Proprietà intellettuale, troppe Pmi la ignorano. Ecco come reagire

Molti imprenditori sottovalutano i vantaggi di una corretta tutela del made in Italy con brevetti e marchi. Così rischiano di perdere competitività

Potrebbe essere un’arma in più per le aziende, ma spesso gli imprenditori la sottovalutano. La tutela del copyright rimane sconosciuta a moltissime imprese, soprattutto quelle di minori dimensioni. Sui motivi di questo ritardo, che in Italia assume proporzioni maggiori che in altri Paesi, si è discusso al primo Forum sulla proprietà intellettuale, presso la Camera di commercio di Milano. La media italiana è 0,6 domande di brevetto europeo ogni mille imprese, mentre a livello comunitario siamo a 4,5 domande, quasi otto volte in più; i tedeschi depositano una dozzina di brevetti ogni mille aziende.

L’innovazione non basta
Non basta puntare sull’innovazione. Nel 2010, più di 140mila società in tutta Italia si sono impegnate nei settori tecnologici più avanzati e nelle attività di ricerca e sviluppo (+2% rispetto al 2009), in particolare nell’informatica che assorbe circa metà del totale. La Lombardia è in cima alla classifica delle regioni, con 30.686 imprese (di cui quasi 15mila a Milano), il 21,9% di quelle nazionali e una marcata specializzazione nell’industria farmaceutica e chimica; inoltre, la Lombardia figura al 47esimo posto su 244 zone europee per numero di occupati nell’hi-tech rispetto al numero complessivo di lavoratori. Ci sono però diversi ostacoli che frenano gli imprenditori, quando devono decidere come proteggere i loro prodotti made in Italy.

Dal segreto al brevetto
Come ha spiegato Giorgio Rapari, consigliere della Camera di commercio milanese, un punto critico è la finanza, perché si tende a sottostimare il valore delle cosiddette “proprietà immateriali” come i marchi, il design e la reputazione commerciale. Tali proprietà sono raramente incluse nei parametri che fanno valutare a una banca se concedere un prestito a una ditta. Così molte aziende preferiscono tutelarsi in modo informale, cercando di mantenere il segreto sui risultati dei loro laboratori e centri stile. È una strada che può essere vantaggiosa, basti pensare alla Coca Cola che non ha mai brevettato la formula della bevanda più famosa del mondo, coprendola con una riservatezza impenetrabile. Ma salvo isolati casi, senza una tutela formale (un brevetto o un marchio registrato, ad esempio), l’impresa si espone a grossi rischi: contraffazione, copiatura, perdita di competitività sui mercati internazionali. E le pmi, che costituiscono la spina dorsale dell’economia europea, sono le più vulnerabili.

Pmi poco attente
L’attenzione delle pmi verso la proprietà intellettuale, ha ricordato George Lazardis, economista presso l’Ufficio europeo brevetti, è piuttosto scarsa. Il 33% delle domande di brevetto proviene da cento aziende, confermando che le dimensioni contano molto quando bisogna investire su questo fronte. Servono circa 25mila euro per una richiesta, senza contare lo sforzo economico complessivo, che dovrebbe comprendere uno studio d’anteriorità (per verificare che qualche concorrente abbia già depositato un marchio o brevetto simile o identico al nostro), tutte le spese legali per difendere all’estero il prodotto tutelato (si pensi alle difficoltà incontrate dalle aziende in Cina) e per gli eventuali contenziosi. Costi elevati, paura di divulgare informazioni segrete, mancanza di una strategia di protezione oltre i confini nazionali: ecco perché molti imprenditori, italiani e stranieri, pensano che un brevetto sia solo una perdita di tempo.

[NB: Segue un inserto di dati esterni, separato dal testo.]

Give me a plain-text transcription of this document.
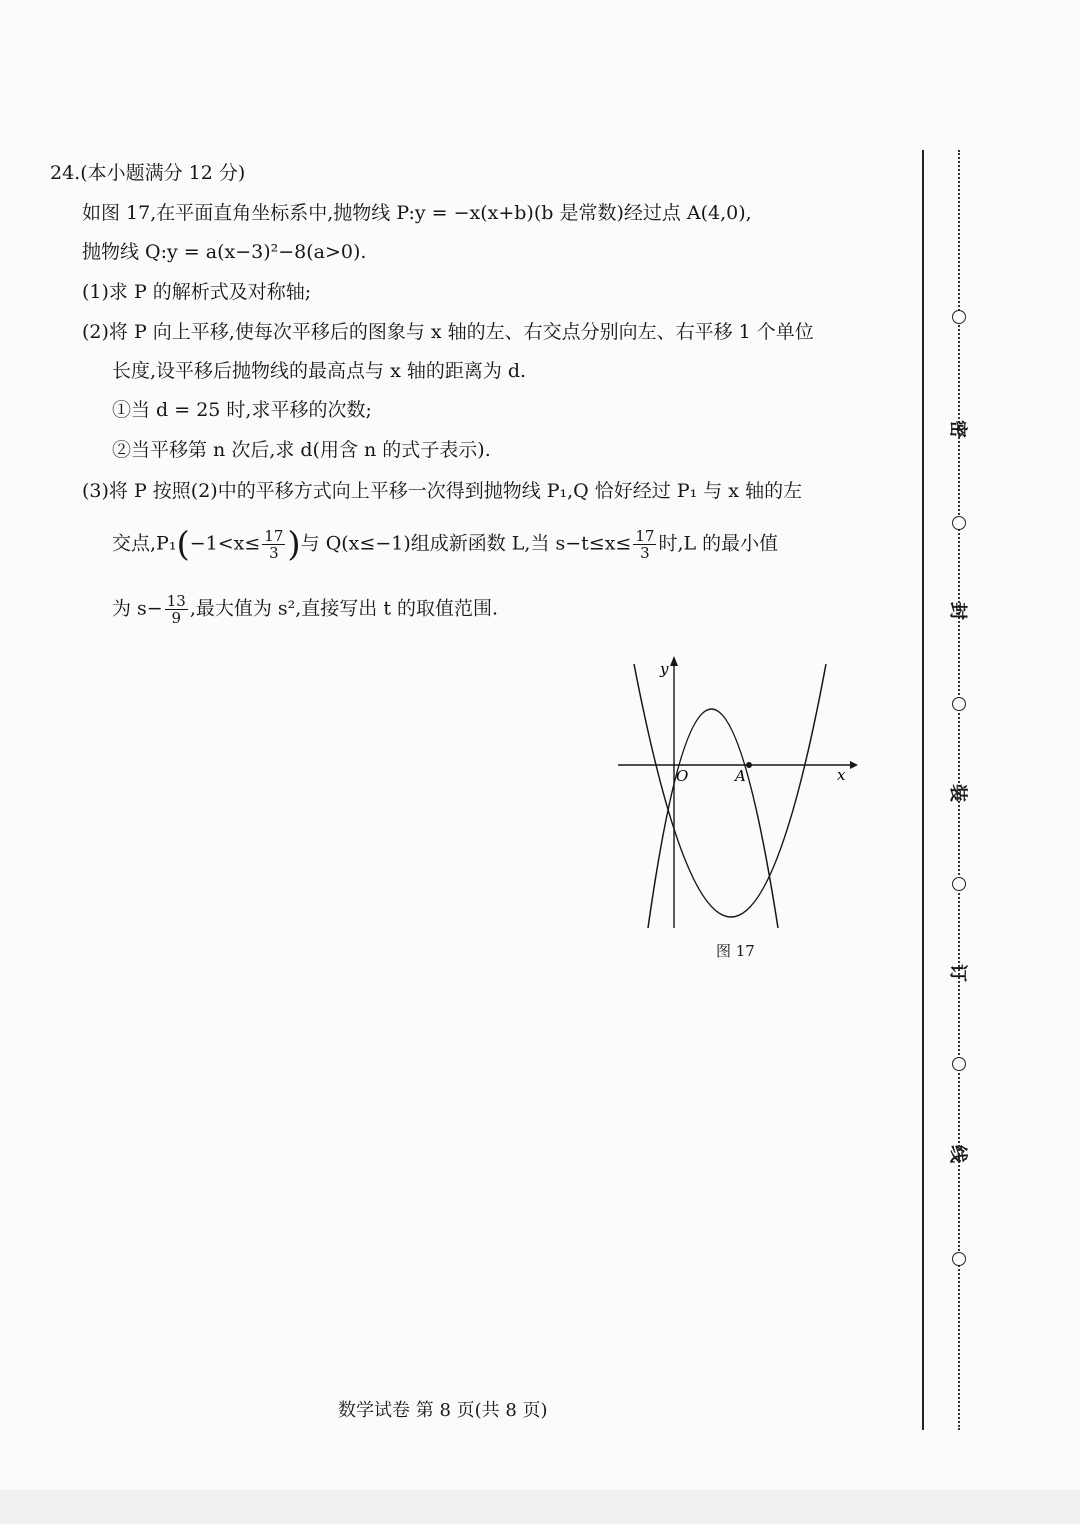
24.(本小题满分 12 分)
如图 17,在平面直角坐标系中,抛物线 P:y = −x(x+b)(b 是常数)经过点 A(4,0),
抛物线 Q:y = a(x−3)²−8(a>0).
(1)求 P 的解析式及对称轴;
(2)将 P 向上平移,使每次平移后的图象与 x 轴的左、右交点分别向左、右平移 1 个单位
长度,设平移后抛物线的最高点与 x 轴的距离为 d.
①当 d = 25 时,求平移的次数;
②当平移第 n 次后,求 d(用含 n 的式子表示).
(3)将 P 按照(2)中的平移方式向上平移一次得到抛物线 P₁,Q 恰好经过 P₁ 与 x 轴的左
交点$,P_1(-1<x\le \frac{17}{3}$ )与 Q(x≤−1)组成新函数 L,当 $s-t\le x\le \frac{17}{3}$ 时,L 的最小值
为 $s- \frac{13}{9}$ ,最大值为 s²,直接写出 t 的取值范围.
y
x
O	A
图 17
密
封
装
订
线
数学试卷 第 8 页(共 8 页)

Finanziamenti più concentrati
Qui è intervenuta Loredana Gulino, direttore generale per la lotta alla contraffazione dell’Ufficio italiano brevetti e marchi, promettendo più velocità nel gestire le domande di brevetto e più sostegno economico alle aziende innovatrici. Gustavo Ghidini, ordinario di Diritto industriale presso l’Università degli Studi milanese, ha però segnalato che bisognerebbe cambiare il modo di erogare i finanziamenti. Non più a pioggia ma concentrati, a consorzi e parchi tecnologici che sappiano unire più imprese con obiettivi comuni. Che poi è il modello francese dei poli di competitività: oltre confine ce ne sono più di 70 in tutti i settori hi-tech e ricevono ingenti sussidi dallo Stato. Possiamo contare su positive esperienze, come il parco scientifico e tecnologico Kilometro Rosso a Bergamo e il suo consorzio Intellimech nella meccatronica. Però bisogna compiere altri passi avanti. Una lampada di Artemide, un finanziamento della Fondazione Cariplo alle università per brevettare un nuovo prodotto, o l’identificazione dei contenuti per caricare i video su YouTube: la proprietà intellettuale entra sempre in gioco per evitare fughe di notizie, contraffazioni e violazioni del copyright. Le nostre imprese devono attrezzarsi, perché nell’economia sempre più globale, il danno peggiore è farsi rubare una buona idea.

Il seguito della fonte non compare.